ブログ「いらけれ」

今日もやったことから数えていこう。
読んだもの:千葉雅也×保坂和志『デッドライン』刊行記念トークイベント、◎木原善彦『アイロニーはなぜ伝わるのか?』(ある意味では種明かし的だ、しかし、そこから新たな手品が生まれてくる感じ。本文中に出てくる「スペクトル派」が、検索しても一つの情報も出てこなかったから、新しいアイロニーなのかと思った(英語版のWikipediaを探したら記事があった)。だいたいのことは、日本語で情報が存在していると思いがちだが、それは勘違いである)
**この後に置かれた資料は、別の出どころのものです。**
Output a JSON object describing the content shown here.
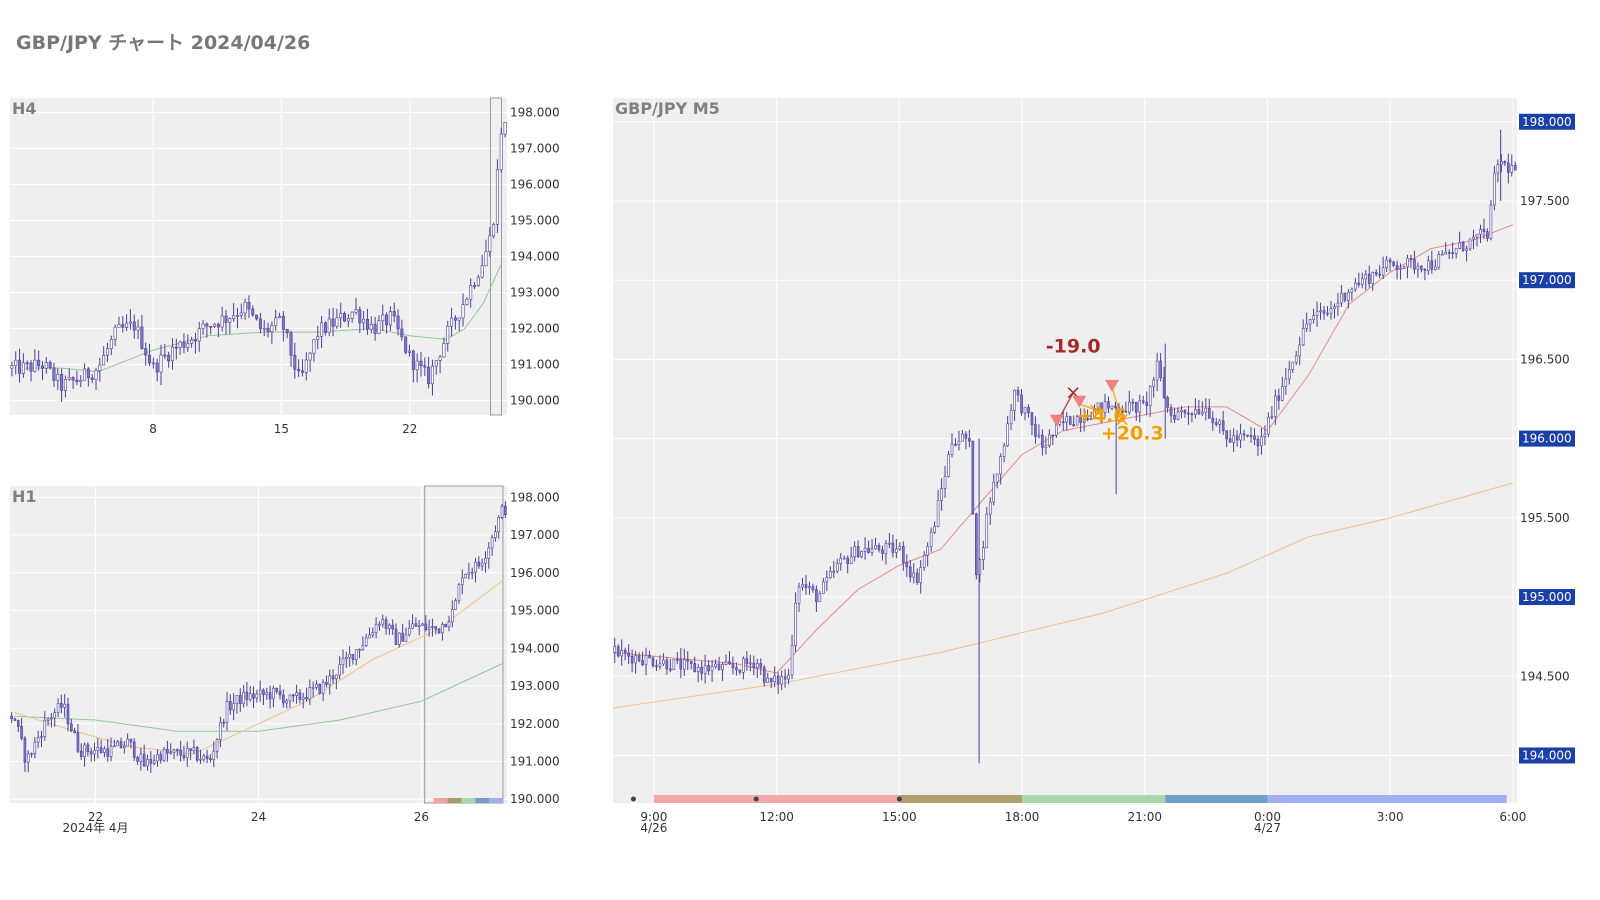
{
  "title": "GBP/JPY チャート 2024/04/26",
  "colors": {
    "plot_bg": "#efefef",
    "grid": "#ffffff",
    "candle": "#7b74c6",
    "candle_edge": "#4a3f9a",
    "ma_green": "#8fc79d",
    "ma_orange": "#f0c08a",
    "ma_red": "#e88a8a",
    "sell_marker": "#f08080",
    "loss_text": "#a52a2a",
    "profit_text": "#f0a000",
    "label_box": "#1a3fa8",
    "text_grey": "#808080"
  },
  "chart_data": [
    {
      "panel": "h4",
      "type": "candlestick",
      "title": "H4",
      "x_tick_labels": [
        "8",
        "15",
        "22"
      ],
      "y_tick_labels": [
        "198.000",
        "197.000",
        "196.000",
        "195.000",
        "194.000",
        "193.000",
        "192.000",
        "191.000",
        "190.000"
      ],
      "ylim": [
        189.6,
        198.4
      ],
      "xlim_days": [
        "2024-04-01",
        "2024-04-27"
      ],
      "close_path": [
        {
          "day": 1.0,
          "price": 190.9
        },
        {
          "day": 2.0,
          "price": 191.0
        },
        {
          "day": 3.0,
          "price": 190.4
        },
        {
          "day": 4.0,
          "price": 190.6
        },
        {
          "day": 5.0,
          "price": 190.9
        },
        {
          "day": 6.0,
          "price": 191.9
        },
        {
          "day": 7.0,
          "price": 192.1
        },
        {
          "day": 8.0,
          "price": 190.9
        },
        {
          "day": 9.0,
          "price": 191.4
        },
        {
          "day": 10.0,
          "price": 191.7
        },
        {
          "day": 11.0,
          "price": 192.1
        },
        {
          "day": 12.0,
          "price": 192.3
        },
        {
          "day": 13.0,
          "price": 192.6
        },
        {
          "day": 14.0,
          "price": 191.9
        },
        {
          "day": 15.0,
          "price": 192.2
        },
        {
          "day": 16.0,
          "price": 190.5
        },
        {
          "day": 17.0,
          "price": 191.9
        },
        {
          "day": 18.0,
          "price": 192.2
        },
        {
          "day": 19.0,
          "price": 192.5
        },
        {
          "day": 20.0,
          "price": 192.0
        },
        {
          "day": 21.0,
          "price": 192.3
        },
        {
          "day": 22.0,
          "price": 191.2
        },
        {
          "day": 23.0,
          "price": 190.6
        },
        {
          "day": 24.0,
          "price": 191.8
        },
        {
          "day": 25.0,
          "price": 192.8
        },
        {
          "day": 26.0,
          "price": 193.9
        },
        {
          "day": 26.5,
          "price": 194.7
        },
        {
          "day": 27.0,
          "price": 197.6
        }
      ],
      "ma_green": [
        {
          "day": 1.0,
          "price": 190.9
        },
        {
          "day": 3.0,
          "price": 190.9
        },
        {
          "day": 5.0,
          "price": 190.8
        },
        {
          "day": 8.0,
          "price": 191.4
        },
        {
          "day": 11.0,
          "price": 191.8
        },
        {
          "day": 14.0,
          "price": 191.9
        },
        {
          "day": 17.0,
          "price": 191.9
        },
        {
          "day": 20.0,
          "price": 192.0
        },
        {
          "day": 22.0,
          "price": 191.8
        },
        {
          "day": 24.0,
          "price": 191.7
        },
        {
          "day": 25.0,
          "price": 192.0
        },
        {
          "day": 26.0,
          "price": 192.7
        },
        {
          "day": 27.0,
          "price": 193.8
        }
      ],
      "highlight_range_days": [
        26.4,
        27.0
      ]
    },
    {
      "panel": "h1",
      "type": "candlestick",
      "title": "H1",
      "x_tick_labels": [
        "22",
        "24",
        "26"
      ],
      "x_secondary_label": "2024年 4月",
      "y_tick_labels": [
        "198.000",
        "197.000",
        "196.000",
        "195.000",
        "194.000",
        "193.000",
        "192.000",
        "191.000",
        "190.000"
      ],
      "ylim": [
        189.9,
        198.3
      ],
      "xlim_days": [
        "2024-04-21",
        "2024-04-27"
      ],
      "close_path": [
        {
          "day": 21.0,
          "price": 192.2
        },
        {
          "day": 21.15,
          "price": 191.0
        },
        {
          "day": 21.4,
          "price": 192.1
        },
        {
          "day": 21.6,
          "price": 192.5
        },
        {
          "day": 21.8,
          "price": 191.3
        },
        {
          "day": 22.2,
          "price": 191.3
        },
        {
          "day": 22.4,
          "price": 191.5
        },
        {
          "day": 22.6,
          "price": 190.9
        },
        {
          "day": 22.8,
          "price": 191.2
        },
        {
          "day": 23.2,
          "price": 191.2
        },
        {
          "day": 23.4,
          "price": 191.0
        },
        {
          "day": 23.6,
          "price": 192.4
        },
        {
          "day": 23.8,
          "price": 192.7
        },
        {
          "day": 24.2,
          "price": 192.8
        },
        {
          "day": 24.4,
          "price": 192.6
        },
        {
          "day": 24.8,
          "price": 193.0
        },
        {
          "day": 25.0,
          "price": 193.5
        },
        {
          "day": 25.3,
          "price": 194.2
        },
        {
          "day": 25.5,
          "price": 194.8
        },
        {
          "day": 25.7,
          "price": 194.2
        },
        {
          "day": 25.9,
          "price": 194.6
        },
        {
          "day": 26.2,
          "price": 194.5
        },
        {
          "day": 26.4,
          "price": 195.0
        },
        {
          "day": 26.5,
          "price": 196.0
        },
        {
          "day": 26.7,
          "price": 196.2
        },
        {
          "day": 26.8,
          "price": 196.6
        },
        {
          "day": 27.0,
          "price": 197.7
        }
      ],
      "ma_green": [
        {
          "day": 21.0,
          "price": 192.2
        },
        {
          "day": 22.0,
          "price": 192.1
        },
        {
          "day": 23.0,
          "price": 191.8
        },
        {
          "day": 24.0,
          "price": 191.8
        },
        {
          "day": 25.0,
          "price": 192.1
        },
        {
          "day": 26.0,
          "price": 192.6
        },
        {
          "day": 27.0,
          "price": 193.6
        }
      ],
      "ma_orange": [
        {
          "day": 21.0,
          "price": 192.3
        },
        {
          "day": 21.6,
          "price": 191.9
        },
        {
          "day": 22.4,
          "price": 191.4
        },
        {
          "day": 23.2,
          "price": 191.2
        },
        {
          "day": 23.8,
          "price": 191.8
        },
        {
          "day": 24.6,
          "price": 192.6
        },
        {
          "day": 25.4,
          "price": 193.7
        },
        {
          "day": 26.2,
          "price": 194.5
        },
        {
          "day": 27.0,
          "price": 195.8
        }
      ],
      "highlight_range_days": [
        26.04,
        27.0
      ],
      "session_bar_colors": [
        "#f4a0a0",
        "#a89b6a",
        "#a8d8a8",
        "#6fa0c8",
        "#a0b0f0"
      ]
    },
    {
      "panel": "m5",
      "type": "candlestick",
      "title": "GBP/JPY M5",
      "x_tick_labels": [
        "9:00",
        "12:00",
        "15:00",
        "18:00",
        "21:00",
        "0:00",
        "3:00",
        "6:00"
      ],
      "x_date_labels": [
        {
          "at": "9:00",
          "text": "4/26"
        },
        {
          "at": "0:00",
          "text": "4/27"
        }
      ],
      "y_tick_labels": [
        "198.000",
        "197.500",
        "197.000",
        "196.500",
        "196.000",
        "195.500",
        "195.000",
        "194.500",
        "194.000"
      ],
      "y_highlight_labels": [
        "198.000",
        "197.000",
        "196.000",
        "195.000",
        "194.000"
      ],
      "ylim": [
        193.7,
        198.15
      ],
      "xlim_hours": [
        8.0,
        30.0
      ],
      "close_path": [
        {
          "hour": 8.0,
          "price": 194.65
        },
        {
          "hour": 9.0,
          "price": 194.6
        },
        {
          "hour": 10.0,
          "price": 194.55
        },
        {
          "hour": 11.0,
          "price": 194.55
        },
        {
          "hour": 11.5,
          "price": 194.6
        },
        {
          "hour": 11.8,
          "price": 194.45
        },
        {
          "hour": 12.3,
          "price": 194.5
        },
        {
          "hour": 12.5,
          "price": 195.1
        },
        {
          "hour": 13.0,
          "price": 195.0
        },
        {
          "hour": 13.5,
          "price": 195.2
        },
        {
          "hour": 14.0,
          "price": 195.3
        },
        {
          "hour": 15.0,
          "price": 195.3
        },
        {
          "hour": 15.4,
          "price": 195.1
        },
        {
          "hour": 15.8,
          "price": 195.4
        },
        {
          "hour": 16.3,
          "price": 196.0
        },
        {
          "hour": 16.7,
          "price": 196.0
        },
        {
          "hour": 16.9,
          "price": 195.1
        },
        {
          "hour": 17.2,
          "price": 195.6
        },
        {
          "hour": 17.5,
          "price": 195.9
        },
        {
          "hour": 17.8,
          "price": 196.3
        },
        {
          "hour": 18.0,
          "price": 196.2
        },
        {
          "hour": 18.5,
          "price": 195.95
        },
        {
          "hour": 19.0,
          "price": 196.1
        },
        {
          "hour": 19.5,
          "price": 196.15
        },
        {
          "hour": 20.0,
          "price": 196.2
        },
        {
          "hour": 21.0,
          "price": 196.2
        },
        {
          "hour": 21.3,
          "price": 196.45
        },
        {
          "hour": 21.6,
          "price": 196.15
        },
        {
          "hour": 22.5,
          "price": 196.2
        },
        {
          "hour": 23.0,
          "price": 196.0
        },
        {
          "hour": 23.6,
          "price": 196.0
        },
        {
          "hour": 23.8,
          "price": 195.95
        },
        {
          "hour": 24.3,
          "price": 196.3
        },
        {
          "hour": 25.0,
          "price": 196.75
        },
        {
          "hour": 25.5,
          "price": 196.8
        },
        {
          "hour": 26.0,
          "price": 196.95
        },
        {
          "hour": 27.0,
          "price": 197.1
        },
        {
          "hour": 28.0,
          "price": 197.1
        },
        {
          "hour": 29.0,
          "price": 197.25
        },
        {
          "hour": 29.4,
          "price": 197.3
        },
        {
          "hour": 29.6,
          "price": 197.75
        },
        {
          "hour": 30.0,
          "price": 197.7
        }
      ],
      "spikes": [
        {
          "hour": 16.95,
          "low": 193.95,
          "high": 196.0
        },
        {
          "hour": 20.3,
          "low": 195.65,
          "high": 196.2
        },
        {
          "hour": 21.5,
          "low": 196.0,
          "high": 196.6
        },
        {
          "hour": 29.7,
          "low": 197.5,
          "high": 197.95
        }
      ],
      "ma_red": [
        {
          "hour": 8.0,
          "price": 194.65
        },
        {
          "hour": 11.0,
          "price": 194.58
        },
        {
          "hour": 12.0,
          "price": 194.52
        },
        {
          "hour": 13.0,
          "price": 194.8
        },
        {
          "hour": 14.0,
          "price": 195.05
        },
        {
          "hour": 15.0,
          "price": 195.2
        },
        {
          "hour": 16.0,
          "price": 195.3
        },
        {
          "hour": 17.0,
          "price": 195.6
        },
        {
          "hour": 18.0,
          "price": 195.9
        },
        {
          "hour": 19.0,
          "price": 196.05
        },
        {
          "hour": 20.0,
          "price": 196.1
        },
        {
          "hour": 21.0,
          "price": 196.15
        },
        {
          "hour": 22.0,
          "price": 196.2
        },
        {
          "hour": 23.0,
          "price": 196.2
        },
        {
          "hour": 24.0,
          "price": 196.05
        },
        {
          "hour": 25.0,
          "price": 196.4
        },
        {
          "hour": 26.0,
          "price": 196.85
        },
        {
          "hour": 27.0,
          "price": 197.05
        },
        {
          "hour": 28.0,
          "price": 197.2
        },
        {
          "hour": 29.0,
          "price": 197.25
        },
        {
          "hour": 30.0,
          "price": 197.35
        }
      ],
      "ma_orange": [
        {
          "hour": 8.0,
          "price": 194.3
        },
        {
          "hour": 12.0,
          "price": 194.45
        },
        {
          "hour": 16.0,
          "price": 194.65
        },
        {
          "hour": 20.0,
          "price": 194.9
        },
        {
          "hour": 23.0,
          "price": 195.15
        },
        {
          "hour": 25.0,
          "price": 195.38
        },
        {
          "hour": 27.0,
          "price": 195.5
        },
        {
          "hour": 30.0,
          "price": 195.72
        }
      ],
      "trades": [
        {
          "entry_hour": 18.85,
          "entry_price": 196.1,
          "exit_hour": 19.25,
          "exit_price": 196.29,
          "result": "-19.0",
          "kind": "loss"
        },
        {
          "entry_hour": 19.4,
          "entry_price": 196.22,
          "exit_hour": 19.8,
          "exit_price": 196.18,
          "result": "+4.6",
          "kind": "profit"
        },
        {
          "entry_hour": 20.2,
          "entry_price": 196.32,
          "exit_hour": 20.45,
          "exit_price": 196.12,
          "result": "+20.3",
          "kind": "profit"
        }
      ],
      "sell_markers": [
        {
          "hour": 18.85,
          "price": 196.1
        },
        {
          "hour": 19.4,
          "price": 196.22
        },
        {
          "hour": 20.2,
          "price": 196.32
        }
      ],
      "sessions": [
        {
          "from": 9.0,
          "to": 15.0,
          "color": "#f4a8a8"
        },
        {
          "from": 15.0,
          "to": 18.0,
          "color": "#b0a070"
        },
        {
          "from": 18.0,
          "to": 21.5,
          "color": "#a8d8a8"
        },
        {
          "from": 21.5,
          "to": 24.0,
          "color": "#6fa0c8"
        },
        {
          "from": 24.0,
          "to": 29.85,
          "color": "#a0b0f0"
        }
      ],
      "session_dots": [
        9.0,
        12.0,
        15.5
      ]
    }
  ]
}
聞いたもの:細馬宏通先生のツイキャス、FINAL SPANK HAPPYのインスタライブ(ともに4月6日)(菊地さんが郷ひろみを歌っていた)、東京ポッド許可局「この志村けんが好き論」、シブラクポッドキャスト「神田鯉栄 扇の的」、文化講演会「映像作家が旅する西アフリカ」

最近のYouTubeのひどい広告のように、あなた(と指を差される私)が、どれだけ足りていないかを思い知らせる(思い知らされる)映像や文章はたくさんあるけれど、あなた(私)が何を持っていて、どれだけ何をやっていて、それがいかに素晴らしいことかを、それとなく教えてくれるコンテンツなんてなかったから、自分で生み出すしかないと思って、こうして記録を付け始めたら調子が良くなってきた。
現代を特徴づけているのは、読んでいない名著や見ていない名作、聞いていない名曲や行っていないイベントがもたらす欠落の感覚と、それが生み出す「あれを、これをしなければならない」という強迫観念だろう。私たちは、"欲求"による"消費"へと急き立てられているのである。
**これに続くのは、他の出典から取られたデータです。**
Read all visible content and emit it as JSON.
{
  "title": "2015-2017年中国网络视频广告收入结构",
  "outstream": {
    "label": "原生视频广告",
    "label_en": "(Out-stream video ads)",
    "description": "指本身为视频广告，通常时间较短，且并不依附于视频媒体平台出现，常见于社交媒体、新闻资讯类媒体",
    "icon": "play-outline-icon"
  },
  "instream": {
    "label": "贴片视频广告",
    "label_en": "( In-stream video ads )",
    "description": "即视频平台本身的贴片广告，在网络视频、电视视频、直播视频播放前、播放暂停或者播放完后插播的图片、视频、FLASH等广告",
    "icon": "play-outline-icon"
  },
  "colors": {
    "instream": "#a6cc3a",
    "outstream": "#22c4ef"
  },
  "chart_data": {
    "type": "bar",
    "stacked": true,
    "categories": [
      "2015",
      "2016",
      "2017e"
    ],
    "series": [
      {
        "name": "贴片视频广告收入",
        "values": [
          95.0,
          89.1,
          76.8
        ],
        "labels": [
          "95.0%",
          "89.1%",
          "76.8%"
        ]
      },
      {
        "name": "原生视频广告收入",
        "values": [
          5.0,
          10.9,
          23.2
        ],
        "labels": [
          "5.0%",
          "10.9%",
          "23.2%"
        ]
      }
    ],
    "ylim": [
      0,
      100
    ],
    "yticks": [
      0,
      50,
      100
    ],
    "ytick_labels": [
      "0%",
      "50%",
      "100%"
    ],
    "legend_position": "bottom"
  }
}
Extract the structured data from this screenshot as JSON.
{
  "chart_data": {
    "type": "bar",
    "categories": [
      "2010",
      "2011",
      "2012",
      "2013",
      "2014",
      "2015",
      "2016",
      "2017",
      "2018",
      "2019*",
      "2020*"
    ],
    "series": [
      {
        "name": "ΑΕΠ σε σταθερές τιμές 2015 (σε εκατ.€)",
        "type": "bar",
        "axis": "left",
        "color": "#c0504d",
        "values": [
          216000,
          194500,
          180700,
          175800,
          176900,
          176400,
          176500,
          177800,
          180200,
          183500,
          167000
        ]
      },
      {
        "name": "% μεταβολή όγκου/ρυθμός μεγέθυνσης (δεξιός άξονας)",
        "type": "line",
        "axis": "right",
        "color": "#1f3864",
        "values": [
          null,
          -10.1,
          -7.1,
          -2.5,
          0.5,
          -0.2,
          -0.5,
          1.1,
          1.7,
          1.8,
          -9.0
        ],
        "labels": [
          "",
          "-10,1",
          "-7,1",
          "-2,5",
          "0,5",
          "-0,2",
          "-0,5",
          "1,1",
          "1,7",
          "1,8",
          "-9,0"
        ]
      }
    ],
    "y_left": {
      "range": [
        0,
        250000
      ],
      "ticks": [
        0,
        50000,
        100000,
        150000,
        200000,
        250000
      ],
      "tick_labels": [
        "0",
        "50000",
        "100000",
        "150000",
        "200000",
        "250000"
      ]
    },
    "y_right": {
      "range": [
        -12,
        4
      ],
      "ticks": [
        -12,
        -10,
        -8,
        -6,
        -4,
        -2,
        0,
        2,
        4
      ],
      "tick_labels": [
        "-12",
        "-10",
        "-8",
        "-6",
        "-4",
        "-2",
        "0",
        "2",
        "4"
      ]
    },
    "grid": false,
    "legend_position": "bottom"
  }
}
と、難しいことを考えるまでもなく、あなたも何かをしている。何もしていないとしても、何もしていないをしている。つまり、人間にとって非常に重要な休息をとっているのだと考えれば、あなたも何かをしている。そして、三十万円の貯金はなくとも、一万円ならば持っている……みたいな。
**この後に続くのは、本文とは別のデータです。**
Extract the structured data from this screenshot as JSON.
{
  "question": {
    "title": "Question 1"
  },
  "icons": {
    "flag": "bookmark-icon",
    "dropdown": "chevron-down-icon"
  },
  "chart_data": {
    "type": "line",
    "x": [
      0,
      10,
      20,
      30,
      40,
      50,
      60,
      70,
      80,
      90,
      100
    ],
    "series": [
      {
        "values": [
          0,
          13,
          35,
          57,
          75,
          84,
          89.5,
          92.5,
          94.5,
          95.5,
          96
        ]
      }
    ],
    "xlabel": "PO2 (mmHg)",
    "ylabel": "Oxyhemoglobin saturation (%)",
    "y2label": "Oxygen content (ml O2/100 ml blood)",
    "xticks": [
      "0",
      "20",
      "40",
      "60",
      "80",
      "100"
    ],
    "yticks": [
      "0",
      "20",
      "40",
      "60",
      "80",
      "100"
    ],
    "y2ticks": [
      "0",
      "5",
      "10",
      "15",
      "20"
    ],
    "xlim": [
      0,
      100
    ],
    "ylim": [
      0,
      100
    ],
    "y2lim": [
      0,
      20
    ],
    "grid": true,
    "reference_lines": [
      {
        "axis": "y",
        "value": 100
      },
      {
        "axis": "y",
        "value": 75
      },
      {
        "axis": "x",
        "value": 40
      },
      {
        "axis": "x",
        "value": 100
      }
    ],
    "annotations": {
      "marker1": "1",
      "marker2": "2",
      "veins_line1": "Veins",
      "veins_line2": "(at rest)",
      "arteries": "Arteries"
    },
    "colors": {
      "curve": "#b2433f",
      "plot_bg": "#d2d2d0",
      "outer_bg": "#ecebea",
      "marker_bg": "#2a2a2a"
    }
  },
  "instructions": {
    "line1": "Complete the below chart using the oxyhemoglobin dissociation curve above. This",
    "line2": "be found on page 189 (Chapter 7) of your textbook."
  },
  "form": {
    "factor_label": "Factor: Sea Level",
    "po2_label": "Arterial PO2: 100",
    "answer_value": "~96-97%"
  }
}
しかしこれは、「現状で満足しろ」というメッセージではない。というか、そういう意味ではないと強く言っておきたいし、言っておかなければならないだろう。まずは、持ち物を確かめること(それは忘れてしまいがちな)。それから、何が足りないのかを知ること(それは絶対に必要な)。最後に、どのような"贅沢"を楽しめば良いのか考えること(それは絶対に不必要な)。
世界の秩序は大きく変わってしまったとしても、人生の意味/無意味は変わらない。だから、辿るべき経路は一つだ。

教会の礼拝も中止で、インターネット配信をするという。鍵のかかった部屋でも救済される時代ならば、それはそれとして受け入れるべき……なのだろうか。